Willet possesses some haunting choir boy vocals that would send the choir screaming for salvation in the song “Lost That Easy.” Cold War Kids bring back their eerie soul like singing with blues rhyme guitar work, and psychedelic synthesizers that would make Ken Kesey’s brain pulsate. Willett’s voice echoes as he sings, “I’ve wandered / seen visions / I never could fit in / I’m out there / you’ll find me.” The song is a dark story within a mellow sound and almost hip-hop style flow to the vocals that are pleasing on many levels. The song is a great piece of poetry in its’ self and really explores many different poetic devices, like the use of colors and vowel sounds to help showcase their creative personalities’.
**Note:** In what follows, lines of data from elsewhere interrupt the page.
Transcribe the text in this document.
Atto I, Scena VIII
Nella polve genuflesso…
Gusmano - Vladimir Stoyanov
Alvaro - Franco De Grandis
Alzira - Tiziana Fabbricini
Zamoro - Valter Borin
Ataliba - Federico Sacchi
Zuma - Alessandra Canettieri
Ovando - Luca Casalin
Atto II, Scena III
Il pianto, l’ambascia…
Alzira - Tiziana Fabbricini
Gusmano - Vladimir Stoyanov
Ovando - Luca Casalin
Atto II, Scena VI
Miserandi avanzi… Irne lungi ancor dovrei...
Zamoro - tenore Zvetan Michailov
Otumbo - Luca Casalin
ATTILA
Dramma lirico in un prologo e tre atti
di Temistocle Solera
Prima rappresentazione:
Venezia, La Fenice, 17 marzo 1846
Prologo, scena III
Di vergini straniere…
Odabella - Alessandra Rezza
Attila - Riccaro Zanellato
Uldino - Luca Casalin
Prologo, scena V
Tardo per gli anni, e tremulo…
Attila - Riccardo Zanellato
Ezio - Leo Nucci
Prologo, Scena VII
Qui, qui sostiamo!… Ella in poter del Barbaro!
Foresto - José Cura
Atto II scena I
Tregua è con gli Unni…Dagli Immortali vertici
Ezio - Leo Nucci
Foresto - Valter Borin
Like past songs, the Cold War Kids have a knack for making the listener so involved in their songs that they could feel like they are actually in the song. Classic songs like, “Golden Gate Jumpers” and “We Used to Vacation,” showed us the distraught and neurotic, and even though it was a song we were all listening to, it really made the listener feel like the song was a story playing in our own lives. Dear Miss Lonelyhearts provides the same great imagery that old fans love and the new fans will find enticing. This new record is a nice stepping stone for new guitarist Dann Gullucci who is known for his time playing with Washington band Modest Mouse. Gullucci joined the ranks after the departure of founding member Jonnie Russel in early 2012. The band acknowledges Russel’s departure on their website with nothing but admiration for his new found choice to continue bettering himself.

Cold War Kids are proving their longevity as a band and Dear Miss Lonelyhearts is a definite buy for anyone looking to add a little something new to their collection. Don’t download it though; pick up a hard copy from a record store. The CD actually comes with great artwork, something many bands are doing away with, and lyrics. Like many bands before them, they sing about heart break, emotions, and fears, but with one key difference, they don’t actually address any of these issues in their songs. In many ways, the band makes you work for the answer in their songs – they don’t simple address the issues, they only imply them.